JUNOの最大の目的:ニュートリノ質量階層の解明
JUNOは多目的のニュートリノ実験施設ですが、なかでも最優先の目標は「ニュートリノの質量階層」を明らかにすることだとされています。
ニュートリノには複数の種類があり、それぞれの質量がわずかに異なると考えられています。しかし、「どの種類が最も重く、どの種類が最も軽いのか」という質量の並び順は、まだはっきり分かっていません。この並び順のことを質量階層と呼びます。
質量階層が分かることで、
- ニュートリノの性質を説明する理論モデルの絞り込み
- 宇宙の歴史や物質の起源を考えるうえでの重要な手がかり
- 将来の精密な宇宙観測や素粒子実験の計画づくり
など、多くの分野で理解が一歩前進すると期待されています。
なぜ地下700メートルなのか
観測装置が地下深くに設置されているのは、宇宙線などの「雑音」をできるだけ減らすためです。地上には、宇宙から降り注ぐ高エネルギー粒子や放射線が常に飛び交っており、ニュートリノが生み出すごく弱い信号をかき消してしまうおそれがあります。
厚い岩盤に囲まれた地下700メートルに装置を置くことで、こうした不要な信号を大幅に減らし、ニュートリノによる反応だけをできる限り純粋な形でとらえようとしているのです。
アジア発の大型科学プロジェクトとして
ニュートリノ研究は、世界各地の地下観測施設や加速器実験で進められている国際的なテーマです。JUNOの本体完成は、アジアから発信される大型の基礎科学プロジェクトがさらに存在感を高めていることを示す動きとも言えます。
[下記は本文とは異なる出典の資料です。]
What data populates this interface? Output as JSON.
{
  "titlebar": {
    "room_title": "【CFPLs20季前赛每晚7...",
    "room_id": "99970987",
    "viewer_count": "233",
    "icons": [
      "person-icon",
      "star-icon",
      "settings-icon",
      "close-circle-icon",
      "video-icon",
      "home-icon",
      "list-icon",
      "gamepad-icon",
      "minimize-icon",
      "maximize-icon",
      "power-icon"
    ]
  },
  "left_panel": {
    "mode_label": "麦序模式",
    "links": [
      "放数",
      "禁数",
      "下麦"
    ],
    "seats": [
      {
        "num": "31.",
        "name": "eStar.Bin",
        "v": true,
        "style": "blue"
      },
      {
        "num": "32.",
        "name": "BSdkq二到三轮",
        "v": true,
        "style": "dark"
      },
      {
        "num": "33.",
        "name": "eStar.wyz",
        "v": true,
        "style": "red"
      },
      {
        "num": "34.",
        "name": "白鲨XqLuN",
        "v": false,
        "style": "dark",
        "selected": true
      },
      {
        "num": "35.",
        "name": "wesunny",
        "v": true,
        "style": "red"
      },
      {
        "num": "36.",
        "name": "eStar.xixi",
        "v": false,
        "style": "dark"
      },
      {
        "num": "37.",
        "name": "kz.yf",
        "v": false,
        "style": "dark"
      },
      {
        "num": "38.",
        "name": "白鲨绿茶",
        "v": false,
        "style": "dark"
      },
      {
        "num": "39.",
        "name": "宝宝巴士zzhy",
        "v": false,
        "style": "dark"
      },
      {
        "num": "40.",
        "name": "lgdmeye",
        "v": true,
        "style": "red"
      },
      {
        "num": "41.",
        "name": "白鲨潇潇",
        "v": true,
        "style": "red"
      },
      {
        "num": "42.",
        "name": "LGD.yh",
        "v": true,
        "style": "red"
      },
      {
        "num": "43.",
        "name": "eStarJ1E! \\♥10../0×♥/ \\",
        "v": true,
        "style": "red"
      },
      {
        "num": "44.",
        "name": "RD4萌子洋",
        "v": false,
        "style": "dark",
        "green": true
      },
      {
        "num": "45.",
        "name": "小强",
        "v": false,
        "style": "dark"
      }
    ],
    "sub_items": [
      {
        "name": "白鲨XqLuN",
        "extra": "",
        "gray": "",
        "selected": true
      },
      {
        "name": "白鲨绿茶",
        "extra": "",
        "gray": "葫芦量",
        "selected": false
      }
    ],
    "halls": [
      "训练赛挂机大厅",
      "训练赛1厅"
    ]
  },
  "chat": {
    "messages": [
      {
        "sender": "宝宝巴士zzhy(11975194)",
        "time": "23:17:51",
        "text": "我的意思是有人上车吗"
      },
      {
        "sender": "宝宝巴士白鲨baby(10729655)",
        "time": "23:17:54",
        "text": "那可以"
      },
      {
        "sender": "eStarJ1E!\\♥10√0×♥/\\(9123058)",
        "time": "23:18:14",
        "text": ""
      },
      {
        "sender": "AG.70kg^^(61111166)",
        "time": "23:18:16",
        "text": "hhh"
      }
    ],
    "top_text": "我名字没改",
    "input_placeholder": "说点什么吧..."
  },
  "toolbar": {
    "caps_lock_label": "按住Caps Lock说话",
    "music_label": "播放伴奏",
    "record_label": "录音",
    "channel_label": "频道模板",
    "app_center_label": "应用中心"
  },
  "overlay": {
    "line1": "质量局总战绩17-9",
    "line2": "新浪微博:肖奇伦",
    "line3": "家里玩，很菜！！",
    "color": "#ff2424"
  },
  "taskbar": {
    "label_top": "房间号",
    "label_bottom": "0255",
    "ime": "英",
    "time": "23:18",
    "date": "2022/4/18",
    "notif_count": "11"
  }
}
今後、観測データの共有や解析を通じて、各国・各地域の研究者が連携する機会が広がれば、日本の研究コミュニティにとっても重要なニュースソースになるでしょう。
宇宙の起源や物質の成り立ちに迫る挑戦は、一国だけでは完結しない長期的な取り組みです。中国広東省の地下で進むJUNOプロジェクトの一歩一歩は、世界が少しずつ宇宙の謎に近づいていくプロセスの一部でもあります。2026年の本格稼働に向けて、今後の動きにも注目が集まりそうです。